Flotilla participants during filming in Iquitos, Peru
Photo: Hackeo Cultural
Flotilla participants during filming in Iquitos, Peru
Photo: Hackeo Cultural

By: Lucia Ixchiu.

We departed from the port of Tabatinga, heading upriver to immerse ourselves in a journey of floating cinema. From Iquitos, and several months prior, the team from the Muyuna collective—a group of artists, filmmakers, and cultural managers who have embraced cinema as a tool for territorial defense—expressed their desire to join and share their work and what they do best: community filmmaking.

The day began with a call to a sharing circle where we moved our bodies, danced, and received the first instructions for what would be the start of a process that, for many of the Indigenous youth attending, was their first-ever film workshop.

A storytelling exercise allowed us to unite our voices at the beginning of a collective, community-driven, and floating process.
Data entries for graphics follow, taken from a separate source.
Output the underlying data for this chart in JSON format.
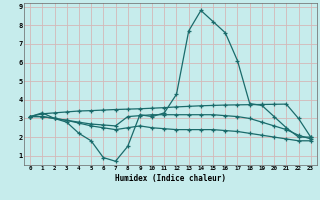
{
  "xlabel": "Humidex (Indice chaleur)",
  "background_color": "#c6ecec",
  "grid_color": "#d4b8b8",
  "line_color": "#1a6b6b",
  "xlim": [
    -0.5,
    23.5
  ],
  "ylim": [
    0.5,
    9.2
  ],
  "xticks": [
    0,
    1,
    2,
    3,
    4,
    5,
    6,
    7,
    8,
    9,
    10,
    11,
    12,
    13,
    14,
    15,
    16,
    17,
    18,
    19,
    20,
    21,
    22,
    23
  ],
  "yticks": [
    1,
    2,
    3,
    4,
    5,
    6,
    7,
    8,
    9
  ],
  "series": {
    "line1": {
      "x": [
        0,
        1,
        2,
        3,
        4,
        5,
        6,
        7,
        8,
        9,
        10,
        11,
        12,
        13,
        14,
        15,
        16,
        17,
        18,
        19,
        20,
        21,
        22,
        23
      ],
      "y": [
        3.1,
        3.3,
        3.0,
        2.8,
        2.2,
        1.8,
        0.9,
        0.7,
        1.5,
        3.2,
        3.1,
        3.3,
        4.3,
        7.7,
        8.8,
        8.2,
        7.6,
        6.1,
        3.8,
        3.7,
        3.1,
        2.5,
        2.0,
        2.0
      ]
    },
    "line2": {
      "x": [
        0,
        1,
        2,
        3,
        4,
        5,
        6,
        7,
        8,
        9,
        10,
        11,
        12,
        13,
        14,
        15,
        16,
        17,
        18,
        19,
        20,
        21,
        22,
        23
      ],
      "y": [
        3.1,
        3.25,
        3.3,
        3.35,
        3.4,
        3.42,
        3.45,
        3.48,
        3.5,
        3.52,
        3.55,
        3.58,
        3.62,
        3.65,
        3.68,
        3.7,
        3.72,
        3.73,
        3.74,
        3.75,
        3.76,
        3.77,
        3.0,
        2.0
      ]
    },
    "line3": {
      "x": [
        0,
        1,
        2,
        3,
        4,
        5,
        6,
        7,
        8,
        9,
        10,
        11,
        12,
        13,
        14,
        15,
        16,
        17,
        18,
        19,
        20,
        21,
        22,
        23
      ],
      "y": [
        3.1,
        3.1,
        3.0,
        2.9,
        2.8,
        2.7,
        2.65,
        2.6,
        3.1,
        3.15,
        3.2,
        3.2,
        3.2,
        3.2,
        3.2,
        3.2,
        3.15,
        3.1,
        3.0,
        2.8,
        2.6,
        2.4,
        2.1,
        1.9
      ]
    },
    "line4": {
      "x": [
        0,
        1,
        2,
        3,
        4,
        5,
        6,
        7,
        8,
        9,
        10,
        11,
        12,
        13,
        14,
        15,
        16,
        17,
        18,
        19,
        20,
        21,
        22,
        23
      ],
      "y": [
        3.1,
        3.1,
        3.0,
        2.9,
        2.75,
        2.6,
        2.5,
        2.4,
        2.5,
        2.6,
        2.5,
        2.45,
        2.4,
        2.4,
        2.4,
        2.4,
        2.35,
        2.3,
        2.2,
        2.1,
        2.0,
        1.9,
        1.8,
        1.8
      ]
    }
  }
}
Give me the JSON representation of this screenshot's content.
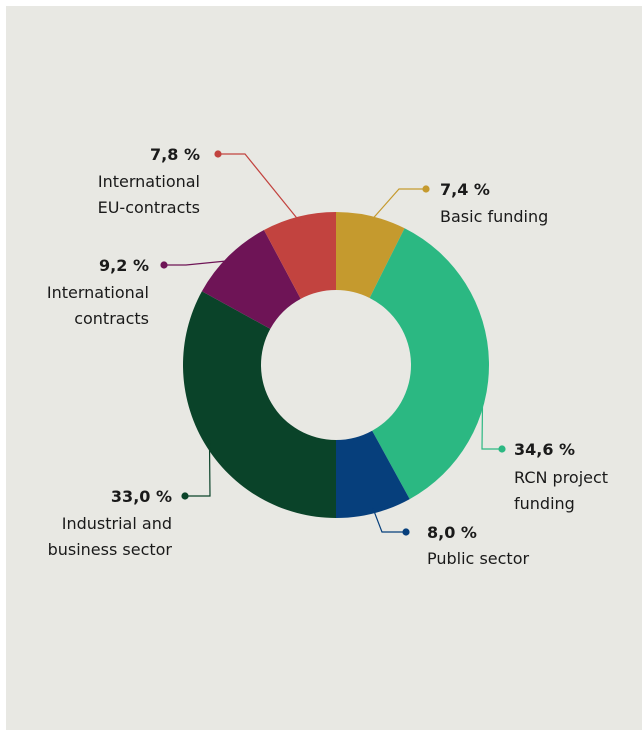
{
  "colors": {
    "background": "#e8e8e3",
    "basic": "#c59a2e",
    "rcn": "#2bb882",
    "public": "#063f7c",
    "industrial": "#0a4329",
    "intl": "#6e1456",
    "eu": "#c2433f"
  },
  "chart_data": {
    "type": "pie",
    "donut": true,
    "slices": [
      {
        "name": "basic",
        "value": 7.4,
        "value_label": "7,4 %",
        "label_lines": [
          "Basic funding"
        ],
        "color": "#c59a2e"
      },
      {
        "name": "rcn",
        "value": 34.6,
        "value_label": "34,6 %",
        "label_lines": [
          "RCN project",
          "funding"
        ],
        "color": "#2bb882"
      },
      {
        "name": "public",
        "value": 8.0,
        "value_label": "8,0 %",
        "label_lines": [
          "Public sector"
        ],
        "color": "#063f7c"
      },
      {
        "name": "industrial",
        "value": 33.0,
        "value_label": "33,0 %",
        "label_lines": [
          "Industrial and",
          "business sector"
        ],
        "color": "#0a4329"
      },
      {
        "name": "intl",
        "value": 9.2,
        "value_label": "9,2 %",
        "label_lines": [
          "International",
          "contracts"
        ],
        "color": "#6e1456"
      },
      {
        "name": "eu",
        "value": 7.8,
        "value_label": "7,8 %",
        "label_lines": [
          "International",
          "EU-contracts"
        ],
        "color": "#c2433f"
      }
    ]
  }
}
This process took place over four of the five days we navigated the Marañón River, with the lush jungle as our backdrop. It was a time of work sessions, dialogue, and learning for the entire flotilla, with everyone participating in one way or another.

Cinema, cameras, and all our creativity took over the boat’s top deck. On this vessel, three groups were thinking, writing, and filming their movies, guided by the Muyuna team. On this boat, dreams have been part of the entire journey.

A group of participants filming in Iquitos, Peru
Photo: Hackeo Cultural
A group of participants filming in Iquitos, Peru
Photo:
Hackeo Cultural

Filming and initial edits took shape during the stretch from Tabatinga to Manaus, where the idea of creating a film festival for the flotilla’s audiovisual creations was born. This makes the journey even more inspiring—to tell and narrate our own story from our diversity, from the different languages and biomes that are part of the Yaku Mama.

Presentation of the Floating Film Festival in Iquitos, Peru
Photo: Hackeo Cultural
Presentation of the Floating Film Festival in Iquitos, Peru
Photo:
Hackeo Cultural

Making dreams come true. For some of the attendees, besides it being their first time leaving their country, it was also the first time they held a camera, a clapperboard, and sound equipment. To dream of using cinema not only to tell our stories but also to create a space to defend our territory.